The term osteotomy refers to a surgical procedure to realign a particular bone. An example of this is the relatively common ‘high tibial osteotomy’, here the tibia bone is surgically divided and re-aligned to correcte a deformity that is identified in the leg, usually it is fixed with surgical devices to hold it in place until the new bone grows into the divide.
An osteotomy is aimed at correcting the mechanics of the limb, and thereby improving function or reducing pain that may occur from abnormal limb alignment and joint wear. These are technically complex operations that require detailed pre operative clinical and radiologicaly assessment and planning, and Dr Ihsheish can discuss the relevant detailed with you.
Most osteotomies will require you to stay in hospital one night, and then the affected limb will need to be rested to some extent until it heals, this may take several weeks using crutches (for a leg) or a sling (for an arm). Dr Ihsheish will discuss with you the operation, including the expected recovery and associated risks.
Arthroscopy is a surgical procedure that allows the operating surgeon to visually inspect the joint internally by the use of a small camera.
The surgeon makes small incisions in the skin near the joint (usually less that 1 cm) and inserts a small camera (the arthroscope) to view the joint. In the past the surgeon used to view the joint directly through a small eyepiece, but these days the arthroscope is a fibreoptic instrument that transmits the picture to a large screen in the operating theatre which can be viewed clearly and safely. Pictures or videos can be taken through this instrument and saved for later viewing or record keeping, and to allow the patient to also view the interior of their joint.

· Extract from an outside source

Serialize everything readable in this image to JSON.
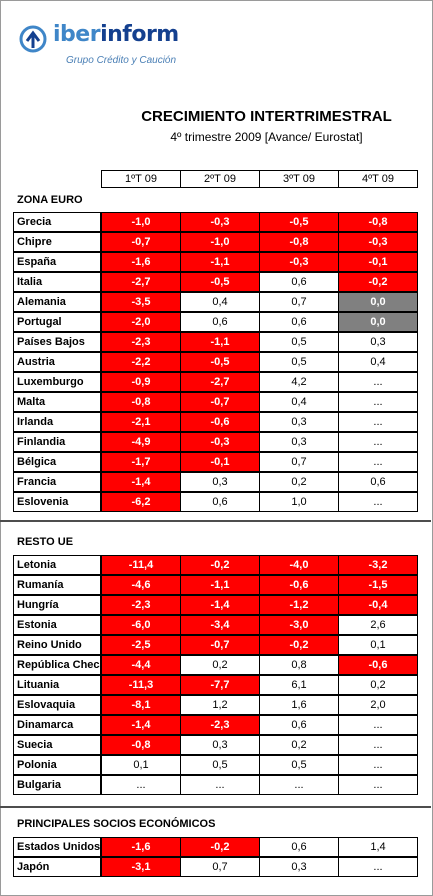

Dr Ihsheish can insert similarly small instruments through other incisions and perform many procedures without the need for large incisions.
Examples of what the surgeon can do include taking samples of fluid or tissues for examination, and removal of abnormal tissues and repair or reconstruction of ligaments or cartilage inside the joint.
The advantage of arthroscopy is that it can be performed through very small incisions in the skin, thus avoiding the need for a formal large incision. This should mean less pain and general discomfort, and cosmetically it means less scarring. Many arthroscopic procedures thus allow a more comfortable and faster recovery phase following surgical procedures.
Many joints can be approached arthroscopically these days, commonly these procedures can be done in such joints as the knee, ankle, shoulder, elbow etc.